So, after listening to Renegade suggesting I posted this for public consumption.....here is a poem I wrote tonight. I'm curious to everyone's thoughts.......good/bad/indifferent, whatever.
XO,
Bam
-----------
right now
wet paper are tender bruises
when you commit them to broken
memory, when you counted
on the commitment of the platform
to never be weak by monday's thunderstorm.

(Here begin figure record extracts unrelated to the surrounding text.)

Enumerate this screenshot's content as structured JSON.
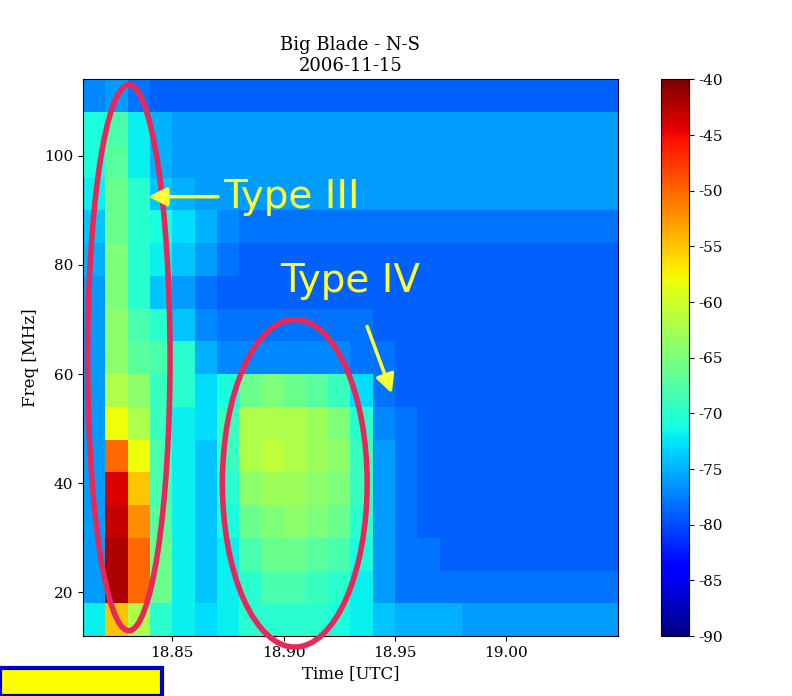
{
  "chart_data": {
    "type": "heatmap",
    "title": "Big Blade - N-S",
    "subtitle": "2006-11-15",
    "x_label": "Time [UTC]",
    "y_label": "Freq [MHz]",
    "color": "jet",
    "xlim": [
      18.81,
      19.05
    ],
    "ylim": [
      12,
      114
    ],
    "xticks": [
      18.85,
      {
        "value": 18.9,
        "label": "18.90"
      },
      18.95,
      {
        "value": 19.0,
        "label": "19.00"
      }
    ],
    "yticks": [
      20,
      40,
      60,
      80,
      100
    ],
    "colorbar": {
      "range": [
        -90,
        -40
      ],
      "ticks": [
        -40,
        -45,
        -50,
        -55,
        -60,
        -65,
        -70,
        -75,
        -80,
        -85,
        -90
      ]
    },
    "time_edges": [
      18.81,
      18.82,
      18.83,
      18.84,
      18.85,
      18.86,
      18.87,
      18.88,
      18.89,
      18.9,
      18.91,
      18.92,
      18.93,
      18.94,
      18.95,
      18.96,
      18.97,
      18.98,
      18.99,
      19.0,
      19.01,
      19.02,
      19.03,
      19.04,
      19.05
    ],
    "freq_edges": [
      12,
      18,
      24,
      30,
      36,
      42,
      48,
      54,
      60,
      66,
      72,
      78,
      84,
      90,
      96,
      102,
      108,
      114
    ],
    "cells": [
      [
        -72,
        -55,
        -62,
        -70,
        -72,
        -73,
        -72,
        -70,
        -70,
        -70,
        -70,
        -71,
        -72,
        -74,
        -75,
        -75,
        -75,
        -76,
        -76,
        -76,
        -76,
        -76,
        -76,
        -76
      ],
      [
        -76,
        -42,
        -50,
        -66,
        -72,
        -74,
        -72,
        -70,
        -68,
        -68,
        -69,
        -70,
        -72,
        -76,
        -78,
        -78,
        -78,
        -78,
        -78,
        -78,
        -78,
        -78,
        -78,
        -78
      ],
      [
        -76,
        -42,
        -50,
        -66,
        -72,
        -74,
        -72,
        -68,
        -66,
        -66,
        -67,
        -68,
        -71,
        -76,
        -78,
        -78,
        -79,
        -79,
        -79,
        -79,
        -79,
        -79,
        -79,
        -79
      ],
      [
        -76,
        -43,
        -52,
        -67,
        -72,
        -74,
        -71,
        -66,
        -65,
        -64,
        -65,
        -66,
        -70,
        -76,
        -78,
        -79,
        -79,
        -79,
        -79,
        -79,
        -79,
        -79,
        -79,
        -79
      ],
      [
        -76,
        -44,
        -55,
        -68,
        -72,
        -74,
        -70,
        -64,
        -63,
        -63,
        -64,
        -65,
        -69,
        -76,
        -78,
        -79,
        -79,
        -79,
        -79,
        -79,
        -79,
        -79,
        -79,
        -79
      ],
      [
        -76,
        -50,
        -58,
        -68,
        -72,
        -74,
        -69,
        -62,
        -61,
        -62,
        -63,
        -64,
        -69,
        -76,
        -78,
        -79,
        -79,
        -79,
        -79,
        -79,
        -79,
        -79,
        -79,
        -79
      ],
      [
        -76,
        -58,
        -62,
        -69,
        -72,
        -73,
        -69,
        -62,
        -62,
        -62,
        -63,
        -65,
        -70,
        -77,
        -78,
        -79,
        -79,
        -79,
        -79,
        -79,
        -79,
        -79,
        -79,
        -79
      ],
      [
        -76,
        -62,
        -64,
        -69,
        -70,
        -73,
        -71,
        -66,
        -65,
        -66,
        -67,
        -69,
        -73,
        -78,
        -79,
        -79,
        -79,
        -79,
        -79,
        -79,
        -79,
        -79,
        -79,
        -79
      ],
      [
        -76,
        -64,
        -67,
        -68,
        -70,
        -75,
        -77,
        -77,
        -77,
        -77,
        -77,
        -77,
        -78,
        -78,
        -79,
        -79,
        -79,
        -79,
        -79,
        -79,
        -79,
        -79,
        -79,
        -79
      ],
      [
        -76,
        -64,
        -68,
        -70,
        -74,
        -77,
        -78,
        -78,
        -78,
        -78,
        -78,
        -78,
        -78,
        -79,
        -79,
        -79,
        -79,
        -79,
        -79,
        -79,
        -79,
        -79,
        -79,
        -79
      ],
      [
        -76,
        -65,
        -70,
        -74,
        -76,
        -78,
        -79,
        -79,
        -79,
        -79,
        -79,
        -79,
        -79,
        -79,
        -79,
        -79,
        -79,
        -79,
        -79,
        -79,
        -79,
        -79,
        -79,
        -79
      ],
      [
        -75,
        -65,
        -70,
        -72,
        -74,
        -76,
        -78,
        -79,
        -79,
        -79,
        -79,
        -79,
        -79,
        -79,
        -79,
        -79,
        -79,
        -79,
        -79,
        -79,
        -79,
        -79,
        -79,
        -79
      ],
      [
        -74,
        -66,
        -70,
        -71,
        -73,
        -75,
        -77,
        -78,
        -78,
        -78,
        -78,
        -78,
        -78,
        -78,
        -78,
        -78,
        -78,
        -78,
        -78,
        -78,
        -78,
        -78,
        -78,
        -78
      ],
      [
        -72,
        -66,
        -70,
        -74,
        -75,
        -76,
        -76,
        -76,
        -76,
        -76,
        -76,
        -76,
        -76,
        -76,
        -76,
        -76,
        -76,
        -76,
        -76,
        -76,
        -76,
        -76,
        -76,
        -76
      ],
      [
        -71,
        -67,
        -72,
        -75,
        -76,
        -76,
        -76,
        -76,
        -76,
        -76,
        -76,
        -76,
        -76,
        -76,
        -76,
        -76,
        -76,
        -76,
        -76,
        -76,
        -76,
        -76,
        -76,
        -76
      ],
      [
        -71,
        -68,
        -72,
        -75,
        -76,
        -76,
        -76,
        -76,
        -76,
        -76,
        -76,
        -76,
        -76,
        -76,
        -76,
        -76,
        -76,
        -76,
        -76,
        -76,
        -76,
        -76,
        -76,
        -76
      ],
      [
        -77,
        -76,
        -78,
        -79,
        -79,
        -79,
        -79,
        -79,
        -79,
        -79,
        -79,
        -79,
        -79,
        -79,
        -79,
        -79,
        -79,
        -79,
        -79,
        -79,
        -79,
        -79,
        -79,
        -79
      ]
    ],
    "annotations": [
      {
        "text": "Type III"
      },
      {
        "text": "Type IV"
      }
    ]
  }
}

what do you do when it's pouring?
I love the feel of rain on my face
but it's the lightning and the thunder
that scare me. I never remember
which comes first.
'words can't hurt you' may be true
if you play in shallow pools.
it's the emotion behind them that spills oils
you can't erase with hard liquor
or a replica body with hair in your eyes
thinking you won't know the difference
if you just try.
what are names
but identifying pronouns
of words personified
in your own personal Oxford
you are my run-on sentence
because i talk too much
and i give you ellipses
because we have no ending
and I don't want us
to be imprisoned by clauses
what do you do when you're still lost
after you ask for directions? do you
keep walking, waiting for something
you would have missed, if you hadn't
taken that wrong turn. I would have missed
the nice guy sweeping the sidewalk,
telling me I was going the wrong way,
sure I was pissed
for not knowing my way around
but I believed
his "you're welcome"
he was kind enough to not
let me keep going further away
from where I had to be.
I wonder what else
he would have known the answers to,
if I had asked. maybe
he would be able to tell me
why I keep walking around your block
without being able to go to your door
and grip your doorframe
while telling you everything
crowded in the stairway of my mind.
those run-on sentences,
those incomplete thoughts,completed
with nothing but my heart in slices
saturated in being avoided too much and too long.
so you won't shut the door
and say it's nice to see you but
I can't see you right now,
without knowing the truth that we both know.